Una vez consumado el acto regresaron a sus casas. Durmieron y al siguiente día salieron a la calle. Saludaron, devolvieron saludos. Nada nuevo, todo en orden. Lo del ácido había sido una pequeña molestia, pero valió la pena, sirvió para aumentar el placer. Además, los golpes valen más que una bala, le dan recorrido al acto, se va matando poco a poco que es lo que cuenta, eso, el ensañamiento: la resistencia de músculos y huesos, sentirlos quebrarse al compás de las quejas, de las súplicas de la víctima, hasta que por fin se calla.
La noticia, poco más que una nota de agencia, vuela fugaz por los medios. No da tiempo a visualizar el drama. Golpes, ácido, tortura: palabras, apenas nada. No pasa de ser un destello, un instante de ebullición. Una descarga, a la que sigue la fase de relajación, la normalidad del horror, así hasta el próximo golpe, que sucede por lo general de inmediato, en la misma página. El crimen es fuente de noticia, se reporta, se consume, y una vez consumido se cambia por el que sigue. Siempre hay stock en el mercado. Y así sucesivamente, día a día. Normal.
Esta vez el rostro de la desventura es el de Juan José Roldán Ávila, hombre pacífico, 36 años, comunicador, activista LGBT y contra el maltrato animal. Poco más de una semana ha pasado y ya se hizo viejo; una lágrima más en el océano del llanto mexicano.
Lo que leo me trae al recuerdo a Juan Rulfo y vuelvo a sus páginas. Nada ha cambiado en lo esencial desde los tiempos que el escritor evoca en sus relatos. Lo que cuentan no es transferible a otros lugares, es tan nuestro como el mole, es nuestro lenguaje, una constante universal en el alma mexicana.
Violencia. Un orden subterráneo, nos enseña Rulfo, que todo lo anuda; un orden amoral, atrabilario y todopoderoso equilibrador de paradojas que articula los acontecimientos y los provee de una causa. Es normal, a nadie le extraña. Sucede, como las cosas de la naturaleza. No es un elemento foráneo que irrumpe en una sociedad pacífica y la desconcierta, no es una alteración del orden. Está en el orden. Forma parte de nuestras vidas como la lluvia misma. Está en los genes de esta sociedad.

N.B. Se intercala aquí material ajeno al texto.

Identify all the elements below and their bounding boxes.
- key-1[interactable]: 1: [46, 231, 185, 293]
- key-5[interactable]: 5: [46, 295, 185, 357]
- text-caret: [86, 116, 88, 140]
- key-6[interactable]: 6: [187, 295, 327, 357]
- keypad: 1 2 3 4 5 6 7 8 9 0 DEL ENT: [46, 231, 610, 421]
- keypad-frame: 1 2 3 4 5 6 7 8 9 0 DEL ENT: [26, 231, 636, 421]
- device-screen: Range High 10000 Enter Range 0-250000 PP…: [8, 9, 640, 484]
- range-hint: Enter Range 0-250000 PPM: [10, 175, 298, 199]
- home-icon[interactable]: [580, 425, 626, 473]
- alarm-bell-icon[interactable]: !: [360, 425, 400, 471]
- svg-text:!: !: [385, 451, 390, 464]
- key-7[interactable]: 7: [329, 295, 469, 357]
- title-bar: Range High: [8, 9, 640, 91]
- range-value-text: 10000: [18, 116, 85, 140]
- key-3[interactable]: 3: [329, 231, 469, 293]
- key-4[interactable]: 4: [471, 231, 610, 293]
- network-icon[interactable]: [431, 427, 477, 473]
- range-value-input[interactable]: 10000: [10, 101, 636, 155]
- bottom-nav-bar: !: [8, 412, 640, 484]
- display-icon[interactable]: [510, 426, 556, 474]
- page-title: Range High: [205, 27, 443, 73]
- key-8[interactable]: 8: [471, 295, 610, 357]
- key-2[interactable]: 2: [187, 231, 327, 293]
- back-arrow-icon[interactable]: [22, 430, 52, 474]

Es esa otra normalidad que tolera y subordina lo que la conciencia moral propone ingenuamente como normal. Tiene su semillero en todos los ámbitos de la vida. En la familia, en la escuela, en las relaciones personales, entre hombres y mujeres, en los albañales de esos monstruos deformes que son las grandes ciudades. Es la violencia espectáculo que llena titulares, y la otra subyacente, que cuenta con aprobación o indiferencia social, y es sexual, psicológica, violencia seminal que genera explotación, marginación e injusticia. Fruto de su acción hoy en día es la incapacidad de tantos individuos, como los retratados por Rulfo, de tomar conciencia de su condición de sujetos sociales, y de lo que sus acciones implican, para convertirlos en sus agentes o en su brazo armado. Solo así se explica el reiterado fracaso de las instituciones, y la corruptibilidad de los servidores públicos y su penetración por las organizaciones criminales.
Pero también quienes deploramos esta situación tenemos nuestro rol obligado en este drama. La normalización de la violencia está también en nuestra propia respuesta. Una parte de nosotros se ha hecho resistente al virus. Demandamos una justicia que no esperamos. Lo dicta la experiencia; así funciona el sistema. Vemos, pasamos la página hasta la próxima, mientras inconscientemente celebramos sabernos indemnes y que nuestra propia vida siga por los caminos trazados.
Siempre ha sido así. El próximo año se cumplirá medio siglo de la matanza de Tlatelolco sin causa general, sin reparación, ni expiación de culpas. Ya lo vemos, el sistema ha seguido funcionando sin perturbaciones. Hace días la Comisión Interamericana de Derechos Humanos (CIDH) hizo al gobierno gravísimos reproches sobre la gestión del caso de los 43 de Ayotzinapa. Seguimos leyendo sobre ejecuciones, feminicidios, secuestros, con 30 mil desapariciones registradas, fosas, balaceras, actos delictivos de policías y funcionarios, como si se hablara de los caprichos del clima o de la erosión de las rocas. No pasa nada, como en las historias de Juan Rulfo, donde al final todos sufren y fracasan. Así estamos.
Entender nuestra sociedad es la clave para generar le cambio. Por ello es imprescindible mirar de frente a la violencia, identificarla en todas sus expresiones, aún en las más leves, para entenderla y nunca tolerarla.